After interfacing the TMP102 temperature sensor recently with the Bus Pirate, the next step on my agenda was to integrate this with the Web Platform along with a HH10D humidity sensor. Unfortunately I realised a bit late (entirely my fault rushing an order) that although the HH10D was an I2C sensor, the humidity was actually read through a frequency output pin; the I2C EEPROM was only for calibration data. Bus Pirate to the rescue once again!

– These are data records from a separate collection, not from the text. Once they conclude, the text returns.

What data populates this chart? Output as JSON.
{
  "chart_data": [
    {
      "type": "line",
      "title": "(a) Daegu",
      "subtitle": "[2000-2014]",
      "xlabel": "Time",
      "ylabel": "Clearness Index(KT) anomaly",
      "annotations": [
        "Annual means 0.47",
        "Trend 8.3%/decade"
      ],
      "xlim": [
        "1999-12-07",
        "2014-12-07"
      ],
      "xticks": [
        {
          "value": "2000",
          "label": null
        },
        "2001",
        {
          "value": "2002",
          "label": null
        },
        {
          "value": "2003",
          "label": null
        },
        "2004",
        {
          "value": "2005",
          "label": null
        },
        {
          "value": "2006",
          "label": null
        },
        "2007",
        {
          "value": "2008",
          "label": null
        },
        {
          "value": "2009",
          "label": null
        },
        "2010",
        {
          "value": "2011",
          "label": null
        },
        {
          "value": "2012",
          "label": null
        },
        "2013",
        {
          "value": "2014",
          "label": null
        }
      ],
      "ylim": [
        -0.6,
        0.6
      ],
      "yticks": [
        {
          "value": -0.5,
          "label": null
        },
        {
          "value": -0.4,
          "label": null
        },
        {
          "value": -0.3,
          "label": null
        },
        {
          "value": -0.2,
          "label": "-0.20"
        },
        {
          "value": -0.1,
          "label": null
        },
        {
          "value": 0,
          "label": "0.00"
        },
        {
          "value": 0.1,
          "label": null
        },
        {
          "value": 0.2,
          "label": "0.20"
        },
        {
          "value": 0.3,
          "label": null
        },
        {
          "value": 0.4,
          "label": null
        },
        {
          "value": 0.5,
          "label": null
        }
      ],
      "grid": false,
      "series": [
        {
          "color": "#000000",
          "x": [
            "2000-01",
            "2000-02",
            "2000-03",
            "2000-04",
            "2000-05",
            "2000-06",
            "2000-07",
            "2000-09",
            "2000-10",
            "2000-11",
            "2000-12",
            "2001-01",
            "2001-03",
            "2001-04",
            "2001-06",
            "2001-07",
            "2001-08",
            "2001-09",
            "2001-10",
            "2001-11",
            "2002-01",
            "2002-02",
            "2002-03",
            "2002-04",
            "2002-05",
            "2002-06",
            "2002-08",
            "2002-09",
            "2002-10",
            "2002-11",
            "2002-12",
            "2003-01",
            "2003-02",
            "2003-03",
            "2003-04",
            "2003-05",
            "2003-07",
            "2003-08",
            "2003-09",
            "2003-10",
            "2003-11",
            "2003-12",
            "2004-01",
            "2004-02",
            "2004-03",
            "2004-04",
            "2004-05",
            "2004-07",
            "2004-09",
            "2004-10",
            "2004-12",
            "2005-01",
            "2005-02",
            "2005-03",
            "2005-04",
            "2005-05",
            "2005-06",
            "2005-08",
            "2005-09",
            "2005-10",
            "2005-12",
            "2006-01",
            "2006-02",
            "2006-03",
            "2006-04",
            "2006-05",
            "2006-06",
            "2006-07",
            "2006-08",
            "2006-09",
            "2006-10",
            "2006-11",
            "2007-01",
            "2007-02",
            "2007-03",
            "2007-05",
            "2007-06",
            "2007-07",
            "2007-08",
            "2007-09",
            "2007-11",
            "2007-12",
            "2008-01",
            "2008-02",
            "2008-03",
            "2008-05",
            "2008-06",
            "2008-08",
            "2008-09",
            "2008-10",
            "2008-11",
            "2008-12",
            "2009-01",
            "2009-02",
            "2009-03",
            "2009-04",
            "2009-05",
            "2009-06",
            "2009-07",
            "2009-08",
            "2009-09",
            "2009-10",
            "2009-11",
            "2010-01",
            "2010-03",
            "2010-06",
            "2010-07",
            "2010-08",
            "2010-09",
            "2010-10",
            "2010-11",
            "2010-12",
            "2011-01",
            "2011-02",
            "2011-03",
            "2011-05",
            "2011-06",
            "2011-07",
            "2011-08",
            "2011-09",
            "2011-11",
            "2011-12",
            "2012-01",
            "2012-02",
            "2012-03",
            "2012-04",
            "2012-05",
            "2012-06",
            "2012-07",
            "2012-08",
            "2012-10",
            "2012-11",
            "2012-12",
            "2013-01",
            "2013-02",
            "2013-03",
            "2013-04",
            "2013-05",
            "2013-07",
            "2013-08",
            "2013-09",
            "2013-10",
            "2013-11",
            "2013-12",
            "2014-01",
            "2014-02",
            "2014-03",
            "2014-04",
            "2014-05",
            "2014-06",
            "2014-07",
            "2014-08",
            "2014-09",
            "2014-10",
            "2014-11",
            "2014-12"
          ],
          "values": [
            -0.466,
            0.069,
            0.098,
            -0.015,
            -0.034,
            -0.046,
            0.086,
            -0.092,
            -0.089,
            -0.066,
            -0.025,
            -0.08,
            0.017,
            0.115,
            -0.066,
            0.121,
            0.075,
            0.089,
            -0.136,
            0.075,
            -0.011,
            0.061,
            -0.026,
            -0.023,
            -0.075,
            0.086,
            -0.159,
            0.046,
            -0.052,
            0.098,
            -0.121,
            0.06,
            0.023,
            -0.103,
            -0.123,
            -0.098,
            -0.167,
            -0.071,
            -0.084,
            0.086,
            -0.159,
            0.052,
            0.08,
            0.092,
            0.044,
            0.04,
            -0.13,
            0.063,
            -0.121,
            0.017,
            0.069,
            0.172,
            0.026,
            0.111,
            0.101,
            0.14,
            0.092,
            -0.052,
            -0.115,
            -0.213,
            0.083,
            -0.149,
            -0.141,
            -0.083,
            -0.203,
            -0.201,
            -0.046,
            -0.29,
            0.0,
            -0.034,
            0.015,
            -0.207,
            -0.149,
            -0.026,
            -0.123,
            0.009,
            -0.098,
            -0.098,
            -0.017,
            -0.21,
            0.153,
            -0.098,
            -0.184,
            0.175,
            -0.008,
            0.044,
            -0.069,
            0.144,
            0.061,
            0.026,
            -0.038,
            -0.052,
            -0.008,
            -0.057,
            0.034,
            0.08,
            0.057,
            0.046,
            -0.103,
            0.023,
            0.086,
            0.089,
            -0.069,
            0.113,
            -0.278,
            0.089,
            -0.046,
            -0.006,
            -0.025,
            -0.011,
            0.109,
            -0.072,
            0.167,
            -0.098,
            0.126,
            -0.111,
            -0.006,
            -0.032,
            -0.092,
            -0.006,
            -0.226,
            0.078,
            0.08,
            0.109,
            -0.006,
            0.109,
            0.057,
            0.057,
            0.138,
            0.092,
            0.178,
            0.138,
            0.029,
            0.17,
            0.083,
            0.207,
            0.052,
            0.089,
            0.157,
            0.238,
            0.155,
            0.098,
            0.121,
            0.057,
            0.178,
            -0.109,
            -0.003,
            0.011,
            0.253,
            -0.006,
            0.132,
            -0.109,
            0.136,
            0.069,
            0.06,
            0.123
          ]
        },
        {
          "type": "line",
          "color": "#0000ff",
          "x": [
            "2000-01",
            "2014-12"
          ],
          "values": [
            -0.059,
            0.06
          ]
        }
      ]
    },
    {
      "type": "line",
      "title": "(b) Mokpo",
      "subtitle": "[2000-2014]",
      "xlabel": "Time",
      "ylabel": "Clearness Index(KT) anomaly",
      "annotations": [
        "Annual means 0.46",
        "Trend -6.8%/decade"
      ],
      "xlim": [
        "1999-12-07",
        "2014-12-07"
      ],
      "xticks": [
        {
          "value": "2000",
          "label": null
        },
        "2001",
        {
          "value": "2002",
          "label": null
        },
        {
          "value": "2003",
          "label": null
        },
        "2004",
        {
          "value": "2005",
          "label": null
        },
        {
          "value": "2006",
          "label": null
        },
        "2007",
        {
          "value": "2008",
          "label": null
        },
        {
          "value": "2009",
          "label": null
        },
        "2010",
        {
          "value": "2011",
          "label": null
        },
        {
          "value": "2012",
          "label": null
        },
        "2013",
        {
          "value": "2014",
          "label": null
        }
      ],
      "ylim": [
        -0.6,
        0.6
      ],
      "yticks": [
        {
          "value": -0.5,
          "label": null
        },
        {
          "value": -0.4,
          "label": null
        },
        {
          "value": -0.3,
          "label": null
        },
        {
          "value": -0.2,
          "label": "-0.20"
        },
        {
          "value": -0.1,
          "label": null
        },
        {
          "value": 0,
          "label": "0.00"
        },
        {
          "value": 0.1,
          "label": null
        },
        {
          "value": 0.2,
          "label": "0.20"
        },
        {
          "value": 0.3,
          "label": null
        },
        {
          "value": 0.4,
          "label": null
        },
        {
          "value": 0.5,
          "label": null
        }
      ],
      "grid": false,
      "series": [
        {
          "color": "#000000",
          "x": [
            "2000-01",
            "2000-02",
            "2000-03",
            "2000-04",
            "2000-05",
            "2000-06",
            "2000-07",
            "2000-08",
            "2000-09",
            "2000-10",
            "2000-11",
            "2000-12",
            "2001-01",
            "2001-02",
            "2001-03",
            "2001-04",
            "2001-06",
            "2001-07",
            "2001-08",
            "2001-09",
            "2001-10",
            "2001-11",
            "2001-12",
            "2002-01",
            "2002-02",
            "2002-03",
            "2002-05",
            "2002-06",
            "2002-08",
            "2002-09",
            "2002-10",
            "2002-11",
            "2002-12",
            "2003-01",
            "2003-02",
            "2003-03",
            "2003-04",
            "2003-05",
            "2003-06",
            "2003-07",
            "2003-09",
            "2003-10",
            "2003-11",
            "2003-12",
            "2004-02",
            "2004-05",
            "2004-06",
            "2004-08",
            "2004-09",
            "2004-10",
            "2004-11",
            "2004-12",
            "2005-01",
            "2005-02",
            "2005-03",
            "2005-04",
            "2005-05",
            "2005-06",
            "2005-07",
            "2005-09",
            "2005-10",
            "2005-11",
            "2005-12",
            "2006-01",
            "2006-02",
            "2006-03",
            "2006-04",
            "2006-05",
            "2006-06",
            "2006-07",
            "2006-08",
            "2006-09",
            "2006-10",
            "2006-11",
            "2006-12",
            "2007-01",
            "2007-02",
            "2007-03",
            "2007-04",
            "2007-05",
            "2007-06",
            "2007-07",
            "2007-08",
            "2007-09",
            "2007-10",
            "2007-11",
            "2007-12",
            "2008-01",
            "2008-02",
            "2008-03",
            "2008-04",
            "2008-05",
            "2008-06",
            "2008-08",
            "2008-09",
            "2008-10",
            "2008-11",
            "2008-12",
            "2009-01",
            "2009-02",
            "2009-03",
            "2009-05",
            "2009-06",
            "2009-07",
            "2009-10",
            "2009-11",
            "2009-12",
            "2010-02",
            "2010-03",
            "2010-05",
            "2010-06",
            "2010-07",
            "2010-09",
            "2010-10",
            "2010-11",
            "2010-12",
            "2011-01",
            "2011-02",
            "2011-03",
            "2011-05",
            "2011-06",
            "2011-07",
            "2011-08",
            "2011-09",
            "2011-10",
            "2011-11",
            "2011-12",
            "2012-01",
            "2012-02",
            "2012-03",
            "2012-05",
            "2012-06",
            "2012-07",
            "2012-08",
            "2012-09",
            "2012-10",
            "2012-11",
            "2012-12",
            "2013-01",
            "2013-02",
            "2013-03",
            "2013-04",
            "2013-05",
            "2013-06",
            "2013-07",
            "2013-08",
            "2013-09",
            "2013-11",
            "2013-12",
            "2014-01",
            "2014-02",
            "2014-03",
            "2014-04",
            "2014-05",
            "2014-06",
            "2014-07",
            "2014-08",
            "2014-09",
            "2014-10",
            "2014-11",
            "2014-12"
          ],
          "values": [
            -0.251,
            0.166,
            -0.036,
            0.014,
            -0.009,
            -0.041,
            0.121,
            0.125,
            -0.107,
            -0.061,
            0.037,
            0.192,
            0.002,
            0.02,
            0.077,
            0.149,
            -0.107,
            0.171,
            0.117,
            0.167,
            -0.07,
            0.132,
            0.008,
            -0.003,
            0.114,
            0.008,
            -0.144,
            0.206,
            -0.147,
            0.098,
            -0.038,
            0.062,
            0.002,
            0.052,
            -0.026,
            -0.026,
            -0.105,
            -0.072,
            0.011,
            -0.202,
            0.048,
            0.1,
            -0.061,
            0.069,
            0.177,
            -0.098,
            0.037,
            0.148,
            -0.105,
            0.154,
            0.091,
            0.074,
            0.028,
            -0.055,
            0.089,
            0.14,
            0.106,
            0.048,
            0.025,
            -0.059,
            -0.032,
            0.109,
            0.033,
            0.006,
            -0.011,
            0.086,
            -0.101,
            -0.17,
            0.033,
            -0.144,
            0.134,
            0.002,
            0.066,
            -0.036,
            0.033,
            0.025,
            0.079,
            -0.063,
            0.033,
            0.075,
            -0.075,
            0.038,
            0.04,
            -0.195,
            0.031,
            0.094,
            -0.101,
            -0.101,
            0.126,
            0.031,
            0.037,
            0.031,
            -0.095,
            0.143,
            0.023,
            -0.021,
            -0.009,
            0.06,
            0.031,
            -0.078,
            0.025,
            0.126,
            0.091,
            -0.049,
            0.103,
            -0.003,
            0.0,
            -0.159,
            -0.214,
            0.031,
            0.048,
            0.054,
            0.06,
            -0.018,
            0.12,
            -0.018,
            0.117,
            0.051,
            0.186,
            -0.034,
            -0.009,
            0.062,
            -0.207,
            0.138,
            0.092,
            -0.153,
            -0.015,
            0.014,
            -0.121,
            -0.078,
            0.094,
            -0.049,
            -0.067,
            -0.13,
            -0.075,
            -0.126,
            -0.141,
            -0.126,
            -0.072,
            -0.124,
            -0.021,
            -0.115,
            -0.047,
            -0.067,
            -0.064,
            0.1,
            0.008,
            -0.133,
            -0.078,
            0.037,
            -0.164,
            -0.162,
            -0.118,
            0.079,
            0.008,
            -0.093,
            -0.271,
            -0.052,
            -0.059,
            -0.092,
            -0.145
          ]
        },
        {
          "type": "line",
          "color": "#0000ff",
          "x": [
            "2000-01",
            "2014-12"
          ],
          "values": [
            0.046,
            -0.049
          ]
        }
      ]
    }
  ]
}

This, like the TMP102 is an 3.3V sensor and needs pullup resistors on the I2C bus to read the EEPROM. I
wasted spent a number of hours with this getting nothing but garbage data with the first sensor I tried (the calibration values were completely wrong), on the second try with a backup sensor I had much better luck, getting good results almost immediately.
We’ll be doing a similar setup to the TMP102: using I2C and turning on the power supplies but in this case the AUX pin should be set to HIGH-Z for input/reading.
HiZ> m 1. HiZ 2. 1-WIRE 3. UART 4. I2C 5. SPI 6. 2WIRE 7. 3WIRE 8. KEYB 9. LCD x. exit(without change) (1)> 4 Set speed: 1. ~5KHz 2. ~50KHz 3. ~100KHz 4. ~400KHz (1)> 3 Ready I2C> c a/A/@ controls AUX pin I2C> @ AUX INPUT/HI-Z, READ: 0 I2C> W Power supplies ON I2C> (1) Searching I2C address space. Found devices at: 0xA2(0x51 W) 0xA3(0x51 R)
Good. Now if you take a look at the datasheet for the M24C02 EEPROM to do a random address read you’ll need to send a start bit, device select (read only; R/W set to 0), address, then another start bit, device select again (but with R/W set to 1), then read commands. The HH10D datasheet mentions there are 2 calibration factors we need to read: sensitivity and offset and each are 2 byte integers, making a total of 4 bytes. These start at address EEPROM address 10. Using the BP, we do the following:
I2C> [0xa2 0x0a [0xa3 r:4 I2C START BIT WRITE: 0xA2 ACK WRITE: 0x0A ACK I2C START BIT WRITE: 0xA3 ACK READ: 0x01 ACK 0x8B ACK 0x1E ACK 0x32 I2C>
This is in big-endian format so the sensitivity value (at address 0×10) reads 0x018B and the offset is 0x1E32. We’ll also do a frequency read, the first as baseline with my AC running nearby and the second breathing on the sensor:
I2C> f AUX Frequency: autorange 7,169 Hz I2C> f AUX Frequency: autorange 6,790 Hz
The formula in the datasheet states the RH = (offset-freq) * sensitivity/4096. Plugging these in we get 54% and 90.6% RH which seems to match the other humidity sensor in my room. Success!
Next step was getting this working on my Web Platform. I have some very bare-bones code working with the TMP102 already, just need to work on the HH10D a bit more and I’ll post my example up here.